Shutter Island ne se dépare pas du climat pesant qui entoure l’oeuvre de l’auteur, décrivant l’enquête de deux Marshals américains dans les années 50. Amenés à se rendre sur Shutter Island, île paria où se dresse un hôpital psychiatrique, pour enquêter sur une disparition, les deux hommes vont découvrir certaines choses qui dépassent l’entendement…

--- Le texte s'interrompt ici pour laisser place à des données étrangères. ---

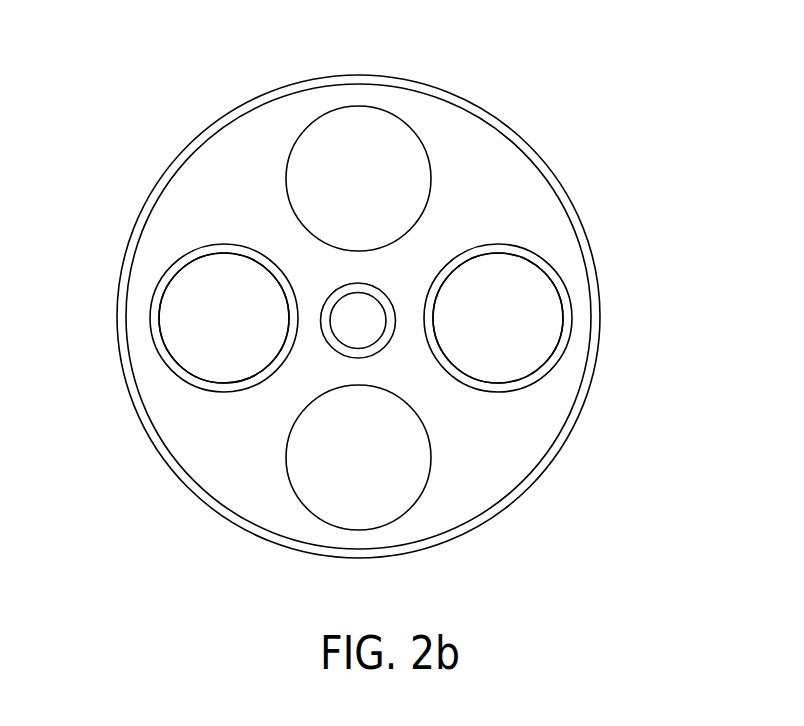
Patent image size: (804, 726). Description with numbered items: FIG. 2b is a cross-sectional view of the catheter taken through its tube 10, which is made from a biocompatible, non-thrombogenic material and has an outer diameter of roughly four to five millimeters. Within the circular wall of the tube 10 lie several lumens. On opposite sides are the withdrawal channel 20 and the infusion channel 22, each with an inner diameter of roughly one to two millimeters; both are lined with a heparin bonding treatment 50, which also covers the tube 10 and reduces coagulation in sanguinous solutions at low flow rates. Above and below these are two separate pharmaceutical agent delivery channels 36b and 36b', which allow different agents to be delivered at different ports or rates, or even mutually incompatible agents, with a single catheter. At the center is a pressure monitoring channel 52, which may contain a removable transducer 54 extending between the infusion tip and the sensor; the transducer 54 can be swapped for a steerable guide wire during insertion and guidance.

The tube 10 is at (513, 131).
The pharmaceutical agent delivery channel 36b is at (365, 143).
The pharmaceutical agent delivery channel 36b' is at (363, 498).
The withdrawal channel 20 is at (163, 278).
The infusion channel 22 is at (557, 367).
The heparin bonding treatment 50 is at (172, 350).
The pressure monitoring channel 52 is at (385, 347).
The removable transducer 54 is at (367, 302).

Tout au long du film, Scorsese maintient cette ambiance pesante, sans recourir au moindre artifice, tout en le marquant de son style très personnel. Rendant hommage aux cadres hitchcockiens dans cette île qui évoque l’île aux corbeaux des Oiseaux, il s’attache aux turpitudes du héros (incarné par un Leonardo DiCaprio, qui se bonifie avec le temps) qui ne vous lâcheront
pas. C’est même à cela que l’on reconnaît un grand film. J.B
Shutter Island. Film américain de Martin Scorsese. Avec Leonardo DiCaprio, Mark Ruffalo, Ben Kingsley. Durée : 2h17.
dimanche 21 février 2010
Lovely Bones : la critique
La vie de la famille Salmon va basculer le jour où la jeune Susie, disparaît sans laisser de traces. Son père refuse d’admettre son décès. Dans un bourg en apparence tranquille, qui aurait pu commettre l'irréparable ? En réalité prisonnière d'un imaginaire entre la vie et la mort, Susie observe les conséquences de sa disparition et tente d'amener ses proches à découvrir la vérité... Peter Jackson, en grand faiseur de chimères, s'attaque au roman d'Alice Sebold, La nostalgie de l'ange, avec toute la légitimité qu’il a su acquérir au fil de sa filmographie.Le film, comme le roman se construit autour d'un double point de vue. Aux échappées oniriques et chatoyantes de Susie, le réalisateur du Seigneur des Anneaux superpose l'existence des vivants : l’obsession du père et la folie du meurtrier, -dont la révélation de son identité ne constitue pas le noeud de l'intrigue, celle-ci étant dévoilée dès les premières minutes du film-. Jackson oeuvre donc en terrain connu, l'histoire de cette fillette, errant entre le monde des vivants et des morts n'étant pas sans rappeler les mondes imaginaires que se façonnaient ses héroïnes de Créatures célestes. Visuellement le passage d'un univers à l'autre se traduit par l'alternance d' ambiances chatoyantes et sucrées, avec une réalité plus sombre, qui rappelle le travail de Tim Burton sur Big Fish. Mais le conteur Jackson, en hésitant à privilégier réalité et imaginaire sans vraiment en lier les évènements risque de perdre quelques spectateurs en route. Une jolie fable, tissé de métaphores mais qui manque d'un véritable point de vue.
Jonathan Blanchet
Film néo-zélandais de Peter Jackson. Avec Saoirse Ronan, Mark Wahlberg. 2h08.
jeudi 28 janvier 2010
La princesse et la grenouille
Ironiquement, c’est John Lasseter, pilier des studios Pixar et grand manitou des films en 3D (Toy Story) qui a pris les rennes de ce long métrage animé à la force du crayon. Son énergie créatrice n’est sans doute pas étrangère à la réussite du film, hommage à l’âge d’or du studio à la souris. Tout ce qui faisait le sel des grands classiques y trouve sa place (ou presque) : une histoire d’amour, un sorcier machiavélique et une succession de rencontres avec des acolytes toujours plus pittoresques. A quelques détails près : l’héroïne est afro-américaine et le prince a un sacré tempérament machiste. Une petite douceur très actuelle enrobée d’un grand tour de chants qui manque pour sa part d’un peu de souffle, mais dont les accents jazzy dépaysants achèveront de vous transporter.
Jonathan Blanchet
Quand les créateurs de Bambi et de Cendrillon reviennent aux fondamentaux sans tomber dans la désuétude, cela donne La Princesse et la Grenouille, qui a su conserver la fraîcheur de nos premiers frissons cinématographiques. Un vrai et grand Disney.
mercredi 27 janvier 2010
Terreur et frissons donnent un cinéma fantastique

Du 27 au 31 janvier, la commune de Gérardmer accueille la 17e édition de son Festival du film fantastique, qui a rapidement gagné l’estime du métier. John Mc Tiernan (Predator, Die Hard) prend cette année la présidence du jury. Un événement pour un festival de qualité qui met chaque année les bouchées doubles pour attirer les néophytes.